In defence of Canadian film

by Patrick Harrison

(This was my first editorial for Taxi Vancouver Mag.zine, October 1997)

If it sends a shiver up my spine to see a blue five-dollar bill change hands in Exotica, if my pulse quickens when a Royal Canadian Legion badge flashes past in The Sweet Hereafter, if I dig my nails into the armrest when I hear a Quebecois accent in Highway 61 -- it's because of the frightening absence of these Canadian minutiae in most of what I see around me.

Civil-rights activists fight for the fair representation of minorities and women in the media.  We take part in these debates, sometimes, as if they were about us.  They aren't; they're about America.  Canada has always been further ahead in representationism, simply because our pitifully small culture industry is fueled by our comparatively liberal-minded government and not profit-mad corporations, who 'identify' more with pointy-eared aliens than with a female second-in-command.  What we should lobby for, perhaps even in U.S. Congress, is the fair and equal portrayal of Canadians in the media.  Though we outnumber U.S. blacks, we are even more sadly underrepresented in mass culture.

I'm now the Film Section Editor for Taxi Vancouver, so I suppose you should know where I'm coming from, and read the film section with grains or flakes of the appropriate seasonings.  I don't claim to question everything, but from the perspective of a young Canadian filmmaker, the world seems a confusing and frightening place.  30-Year veterans of the industry have trouble funding their films.  Hard Core Logo lost money.

The current starving-artist indie scene is like a white-collar coal mine.  We buy our own tools, work slave's hours, occasionally blow ourselves up, and hope someone will pay us, 'discover' us.  This may be a fine approach for novelists, painters, dancers, singers, stand-up comics, cellists, poets, or driftwood sculptors, but filmmaking is an expensive hobby.

Why Canadians consider it a frivolous luxury to support culture, I'll never understand.  Hollywood is as vital to the U.S. Empire as flying a flag at the embassy; both are purely symbolic, but serve functions as pointed as bayonets.  Hollywood serves as an advertisement for American music, fashion, ideology, and products, and what endeavor could survive without advertising?

When I saw Independence Day, the crowd cheered and clapped when New York, L.A. and Washington were destroyed.  These were such stirring spectacles, of course, because of our complete acceptance of the fact that America is an invincible world power; from the Big One to the Gulf (with the Vietnam blip) they casually trounce their opponents.  The vision of someone defeating them was indeed frightening.

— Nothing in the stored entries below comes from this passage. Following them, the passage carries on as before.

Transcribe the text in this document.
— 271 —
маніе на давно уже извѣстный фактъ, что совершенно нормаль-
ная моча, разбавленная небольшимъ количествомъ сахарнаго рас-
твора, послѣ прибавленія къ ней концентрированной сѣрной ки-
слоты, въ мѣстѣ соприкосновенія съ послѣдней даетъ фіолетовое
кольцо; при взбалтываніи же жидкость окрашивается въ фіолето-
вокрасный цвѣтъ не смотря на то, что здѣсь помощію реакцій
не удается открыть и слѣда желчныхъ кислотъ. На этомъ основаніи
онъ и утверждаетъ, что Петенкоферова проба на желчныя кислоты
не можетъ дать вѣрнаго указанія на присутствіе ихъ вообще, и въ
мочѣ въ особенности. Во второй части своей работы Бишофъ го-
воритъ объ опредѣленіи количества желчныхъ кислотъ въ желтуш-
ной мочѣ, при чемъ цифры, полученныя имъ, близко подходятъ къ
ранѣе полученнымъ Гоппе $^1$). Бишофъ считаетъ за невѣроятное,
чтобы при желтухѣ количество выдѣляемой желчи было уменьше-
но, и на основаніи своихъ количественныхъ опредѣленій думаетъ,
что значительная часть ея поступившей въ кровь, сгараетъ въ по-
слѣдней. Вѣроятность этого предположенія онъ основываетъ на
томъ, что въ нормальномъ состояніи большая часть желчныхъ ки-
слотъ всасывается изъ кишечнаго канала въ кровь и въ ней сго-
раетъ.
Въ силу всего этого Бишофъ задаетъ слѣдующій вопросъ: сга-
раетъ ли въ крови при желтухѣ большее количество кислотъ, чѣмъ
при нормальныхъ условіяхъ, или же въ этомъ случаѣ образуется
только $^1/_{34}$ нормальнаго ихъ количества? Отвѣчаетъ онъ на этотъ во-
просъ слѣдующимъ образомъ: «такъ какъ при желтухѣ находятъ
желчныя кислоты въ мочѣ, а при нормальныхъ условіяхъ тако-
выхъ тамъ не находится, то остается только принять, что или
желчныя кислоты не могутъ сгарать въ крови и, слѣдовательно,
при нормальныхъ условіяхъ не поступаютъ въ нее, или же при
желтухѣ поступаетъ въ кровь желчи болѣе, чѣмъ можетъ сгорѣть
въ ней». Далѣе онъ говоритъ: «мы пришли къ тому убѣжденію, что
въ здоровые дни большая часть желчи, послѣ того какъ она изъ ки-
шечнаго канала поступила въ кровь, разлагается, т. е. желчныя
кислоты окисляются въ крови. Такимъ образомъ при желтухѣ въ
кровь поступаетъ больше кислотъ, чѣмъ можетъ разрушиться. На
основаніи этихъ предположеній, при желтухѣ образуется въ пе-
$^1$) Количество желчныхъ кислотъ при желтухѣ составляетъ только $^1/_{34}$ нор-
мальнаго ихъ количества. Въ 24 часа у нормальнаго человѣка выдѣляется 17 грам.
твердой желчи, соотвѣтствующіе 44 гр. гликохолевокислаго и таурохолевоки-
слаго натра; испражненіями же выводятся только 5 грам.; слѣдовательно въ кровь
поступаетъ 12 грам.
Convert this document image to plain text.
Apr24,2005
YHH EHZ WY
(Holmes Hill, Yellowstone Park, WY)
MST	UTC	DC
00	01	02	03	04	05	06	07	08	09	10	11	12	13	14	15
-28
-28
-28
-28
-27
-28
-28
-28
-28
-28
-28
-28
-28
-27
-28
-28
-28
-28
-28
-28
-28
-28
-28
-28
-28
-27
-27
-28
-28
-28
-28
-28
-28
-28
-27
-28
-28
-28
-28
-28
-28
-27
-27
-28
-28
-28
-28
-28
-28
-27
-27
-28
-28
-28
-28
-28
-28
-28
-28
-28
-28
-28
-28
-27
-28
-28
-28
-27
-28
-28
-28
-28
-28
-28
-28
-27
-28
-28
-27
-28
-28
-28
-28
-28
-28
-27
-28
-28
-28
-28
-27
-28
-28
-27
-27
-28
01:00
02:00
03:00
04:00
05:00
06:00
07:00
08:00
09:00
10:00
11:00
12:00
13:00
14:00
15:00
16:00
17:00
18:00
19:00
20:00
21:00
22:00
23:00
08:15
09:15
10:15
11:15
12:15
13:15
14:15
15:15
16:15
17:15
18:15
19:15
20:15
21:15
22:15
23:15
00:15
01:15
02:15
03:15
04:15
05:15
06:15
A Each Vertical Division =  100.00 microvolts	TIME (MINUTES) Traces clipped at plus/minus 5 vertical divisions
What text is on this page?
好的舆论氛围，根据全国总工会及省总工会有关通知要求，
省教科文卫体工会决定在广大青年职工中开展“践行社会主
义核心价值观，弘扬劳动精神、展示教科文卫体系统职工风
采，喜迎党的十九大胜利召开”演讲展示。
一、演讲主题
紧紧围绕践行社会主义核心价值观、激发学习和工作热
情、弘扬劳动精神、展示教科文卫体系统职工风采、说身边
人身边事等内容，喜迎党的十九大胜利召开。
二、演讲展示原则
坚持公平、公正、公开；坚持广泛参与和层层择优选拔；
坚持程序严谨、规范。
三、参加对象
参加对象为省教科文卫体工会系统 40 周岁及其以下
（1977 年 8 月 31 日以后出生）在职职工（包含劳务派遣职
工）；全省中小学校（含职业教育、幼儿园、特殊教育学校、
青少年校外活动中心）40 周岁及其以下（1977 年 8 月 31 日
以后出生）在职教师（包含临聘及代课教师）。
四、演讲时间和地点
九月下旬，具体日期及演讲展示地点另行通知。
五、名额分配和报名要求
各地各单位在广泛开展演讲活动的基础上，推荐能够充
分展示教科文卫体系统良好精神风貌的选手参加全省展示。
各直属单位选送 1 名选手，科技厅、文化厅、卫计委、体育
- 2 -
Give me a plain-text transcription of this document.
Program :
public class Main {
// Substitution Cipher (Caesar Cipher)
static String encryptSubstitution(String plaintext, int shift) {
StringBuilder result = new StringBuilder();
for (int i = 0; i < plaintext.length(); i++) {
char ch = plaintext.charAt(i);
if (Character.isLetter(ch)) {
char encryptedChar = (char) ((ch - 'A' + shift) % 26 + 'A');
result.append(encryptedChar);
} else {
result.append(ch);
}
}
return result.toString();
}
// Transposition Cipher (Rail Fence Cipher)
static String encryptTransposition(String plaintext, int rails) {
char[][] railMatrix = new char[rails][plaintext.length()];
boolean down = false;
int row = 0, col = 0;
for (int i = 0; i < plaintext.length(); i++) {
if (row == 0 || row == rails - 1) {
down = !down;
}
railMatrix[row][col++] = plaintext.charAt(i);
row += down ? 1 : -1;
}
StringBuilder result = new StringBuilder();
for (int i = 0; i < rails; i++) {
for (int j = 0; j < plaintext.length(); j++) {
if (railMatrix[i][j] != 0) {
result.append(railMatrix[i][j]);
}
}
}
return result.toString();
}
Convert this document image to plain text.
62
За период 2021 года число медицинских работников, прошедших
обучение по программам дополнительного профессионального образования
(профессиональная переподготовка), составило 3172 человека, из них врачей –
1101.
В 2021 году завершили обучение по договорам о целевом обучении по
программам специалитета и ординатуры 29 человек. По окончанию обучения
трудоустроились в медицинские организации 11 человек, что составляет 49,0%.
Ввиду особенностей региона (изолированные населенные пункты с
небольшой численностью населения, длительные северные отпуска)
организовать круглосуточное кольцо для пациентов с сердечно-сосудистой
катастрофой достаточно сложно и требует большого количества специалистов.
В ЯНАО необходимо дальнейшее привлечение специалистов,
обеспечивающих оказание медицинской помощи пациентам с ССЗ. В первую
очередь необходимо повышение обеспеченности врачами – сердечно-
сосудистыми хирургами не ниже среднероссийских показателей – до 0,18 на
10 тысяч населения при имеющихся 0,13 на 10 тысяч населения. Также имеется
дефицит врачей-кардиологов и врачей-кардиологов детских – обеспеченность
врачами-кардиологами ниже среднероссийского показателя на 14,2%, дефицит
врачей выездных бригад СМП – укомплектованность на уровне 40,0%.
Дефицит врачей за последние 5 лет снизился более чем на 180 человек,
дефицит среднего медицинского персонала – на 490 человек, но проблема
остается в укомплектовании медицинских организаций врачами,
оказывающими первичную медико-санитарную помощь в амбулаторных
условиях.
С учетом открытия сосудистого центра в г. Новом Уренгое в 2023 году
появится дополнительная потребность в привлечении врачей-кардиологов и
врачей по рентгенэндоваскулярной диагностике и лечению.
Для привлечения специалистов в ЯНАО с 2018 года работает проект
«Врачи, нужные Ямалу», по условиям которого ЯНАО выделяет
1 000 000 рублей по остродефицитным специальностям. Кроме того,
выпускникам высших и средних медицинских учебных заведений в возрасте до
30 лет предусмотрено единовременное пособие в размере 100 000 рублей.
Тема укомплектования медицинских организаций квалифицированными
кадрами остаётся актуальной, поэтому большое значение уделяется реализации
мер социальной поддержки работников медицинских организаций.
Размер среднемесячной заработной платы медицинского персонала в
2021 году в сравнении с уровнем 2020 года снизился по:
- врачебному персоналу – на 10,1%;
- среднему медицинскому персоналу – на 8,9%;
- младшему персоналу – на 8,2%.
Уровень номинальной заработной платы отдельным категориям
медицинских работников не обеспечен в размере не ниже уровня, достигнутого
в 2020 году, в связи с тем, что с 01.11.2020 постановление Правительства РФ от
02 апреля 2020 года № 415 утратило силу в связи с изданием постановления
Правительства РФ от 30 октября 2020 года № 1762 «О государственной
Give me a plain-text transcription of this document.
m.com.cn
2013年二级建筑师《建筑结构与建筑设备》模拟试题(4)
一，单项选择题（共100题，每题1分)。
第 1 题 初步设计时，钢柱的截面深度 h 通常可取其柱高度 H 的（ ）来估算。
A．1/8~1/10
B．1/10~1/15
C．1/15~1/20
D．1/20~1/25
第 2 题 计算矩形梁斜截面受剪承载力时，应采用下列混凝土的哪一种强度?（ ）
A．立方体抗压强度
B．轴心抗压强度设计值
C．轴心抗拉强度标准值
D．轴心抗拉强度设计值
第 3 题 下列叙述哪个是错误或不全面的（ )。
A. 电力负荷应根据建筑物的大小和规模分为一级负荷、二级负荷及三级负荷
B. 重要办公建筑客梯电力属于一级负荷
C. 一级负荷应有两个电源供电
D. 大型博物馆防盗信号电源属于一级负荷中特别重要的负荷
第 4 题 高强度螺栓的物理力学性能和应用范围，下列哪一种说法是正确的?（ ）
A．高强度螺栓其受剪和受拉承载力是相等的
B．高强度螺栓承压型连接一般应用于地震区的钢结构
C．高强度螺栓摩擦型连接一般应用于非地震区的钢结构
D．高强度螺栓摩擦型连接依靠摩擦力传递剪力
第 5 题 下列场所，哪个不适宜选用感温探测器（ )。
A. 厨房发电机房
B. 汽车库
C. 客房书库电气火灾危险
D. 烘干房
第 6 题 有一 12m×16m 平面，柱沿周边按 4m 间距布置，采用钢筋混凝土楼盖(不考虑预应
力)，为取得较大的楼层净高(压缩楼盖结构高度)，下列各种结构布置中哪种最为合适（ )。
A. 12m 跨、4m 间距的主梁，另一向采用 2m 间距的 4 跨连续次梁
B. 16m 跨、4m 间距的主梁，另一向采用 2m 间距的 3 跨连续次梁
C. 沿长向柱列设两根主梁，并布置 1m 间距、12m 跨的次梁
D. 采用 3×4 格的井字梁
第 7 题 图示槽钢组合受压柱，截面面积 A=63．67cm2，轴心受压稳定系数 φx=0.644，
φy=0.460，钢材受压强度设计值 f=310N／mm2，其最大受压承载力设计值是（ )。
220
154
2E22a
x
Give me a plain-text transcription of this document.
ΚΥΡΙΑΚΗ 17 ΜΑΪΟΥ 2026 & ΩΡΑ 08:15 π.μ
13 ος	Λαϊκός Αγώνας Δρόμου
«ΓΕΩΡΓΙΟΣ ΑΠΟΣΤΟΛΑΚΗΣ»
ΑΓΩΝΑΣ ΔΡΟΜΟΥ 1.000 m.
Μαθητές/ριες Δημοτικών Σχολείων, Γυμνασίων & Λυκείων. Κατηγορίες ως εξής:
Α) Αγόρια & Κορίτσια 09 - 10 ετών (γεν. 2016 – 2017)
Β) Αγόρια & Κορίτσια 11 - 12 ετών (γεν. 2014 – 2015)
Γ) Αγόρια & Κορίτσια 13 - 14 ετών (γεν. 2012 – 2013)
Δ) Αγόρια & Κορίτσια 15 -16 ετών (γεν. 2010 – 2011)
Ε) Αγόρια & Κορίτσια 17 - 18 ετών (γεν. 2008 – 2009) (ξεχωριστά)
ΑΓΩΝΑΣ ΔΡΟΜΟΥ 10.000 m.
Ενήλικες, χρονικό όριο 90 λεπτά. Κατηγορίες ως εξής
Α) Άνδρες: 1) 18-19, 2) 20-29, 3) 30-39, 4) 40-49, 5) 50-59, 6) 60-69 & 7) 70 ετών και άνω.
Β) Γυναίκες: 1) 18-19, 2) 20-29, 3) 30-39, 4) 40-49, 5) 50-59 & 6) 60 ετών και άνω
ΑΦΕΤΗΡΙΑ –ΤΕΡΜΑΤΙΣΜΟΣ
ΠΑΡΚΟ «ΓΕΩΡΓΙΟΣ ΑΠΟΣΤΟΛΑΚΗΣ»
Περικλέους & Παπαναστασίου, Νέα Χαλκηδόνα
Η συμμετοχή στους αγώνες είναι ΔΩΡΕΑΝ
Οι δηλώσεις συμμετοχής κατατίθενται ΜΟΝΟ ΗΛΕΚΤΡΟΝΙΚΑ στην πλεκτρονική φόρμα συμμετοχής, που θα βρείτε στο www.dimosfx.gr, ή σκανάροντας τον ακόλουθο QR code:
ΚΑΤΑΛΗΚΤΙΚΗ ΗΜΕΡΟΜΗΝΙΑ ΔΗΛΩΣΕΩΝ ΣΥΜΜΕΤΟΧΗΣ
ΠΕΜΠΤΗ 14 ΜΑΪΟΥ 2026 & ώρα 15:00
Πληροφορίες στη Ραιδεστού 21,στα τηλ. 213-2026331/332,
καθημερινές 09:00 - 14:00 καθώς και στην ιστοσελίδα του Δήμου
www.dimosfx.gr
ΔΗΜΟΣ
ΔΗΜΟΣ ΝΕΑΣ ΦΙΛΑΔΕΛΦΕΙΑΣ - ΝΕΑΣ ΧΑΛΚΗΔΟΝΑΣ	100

But, of course, it was only the first act.  America brought together the brainy Jew (Jeff Goldblum), the brawny Black (Wil Smith), the WASP veteran-President (Bill Pullman), their purely supportive wives, their ultimately-justified super-secret government megaprojects, and every single piece of military hardware they'd ever built with all those $150 screws and bolts.  The aliens suffered a blistering defeat and America was again supreme.

Independence Day was just as effective as Red Dawn (which the Defense Department funded) and Top Gun (for which the US Navy lent a million-dollar-a-day aircraft carrier for two weeks); it showed the world that America will not go down.  And it charged them eight bucks a pop to find out.

Is there anything remotely as powerful to promote Canadian ideals like peace, diplomacy, poutine, and (gasp) a little bit of socialism?

America, the greatest culture squatter in history, is simply putting their stuff out there and we are falling to attrition.  Heavy rotation turns contempt into impulse buying.  Occasionally we attempt to compete with them on the 'level playing field' which free traders seek to promote, by producing cheap action flicks set ambiguously in America.  As free traders secretly know, we usually lose.  That's why they want free trade.

And just so's the free traders can continue tittering, let me point out the new gigantic studio in Mexico which was built this year for (Canadian) James Cameron's Titanic.  Besides reinforcing the great American cultural legend for the umpteenth time ($200 million feature about the Halifax explosion, anyone?  Oh, I see, there was already a Heritage Moment...), it also establishes a cheap film production facility in our NAFTA partner.  Yes!  NAFTA!  AAAH!  In Mexico, they just put pepper on their plate.  Then shoot you.

Remember, every feature film and every season of a TV series is a separate production, and the decision where to shoot can be made on up-to-the-moment info.  The whimsical ravings of David Duchovny should serve as a warning that the Vancouver film industry is merely a useful colony, which can be abandoned, like all colonies, for Mexico, Portland, or God knows where.

And as for those blue five-dollar bills -- the Wall Street Journal has called upon Mexico to stop using the peso. The bigwigs of the financial community have already started the wheels in motion for a single North American Free Trade Zone currency. It's just part of globalizing trade, I suppose; nothing to do with culture at all.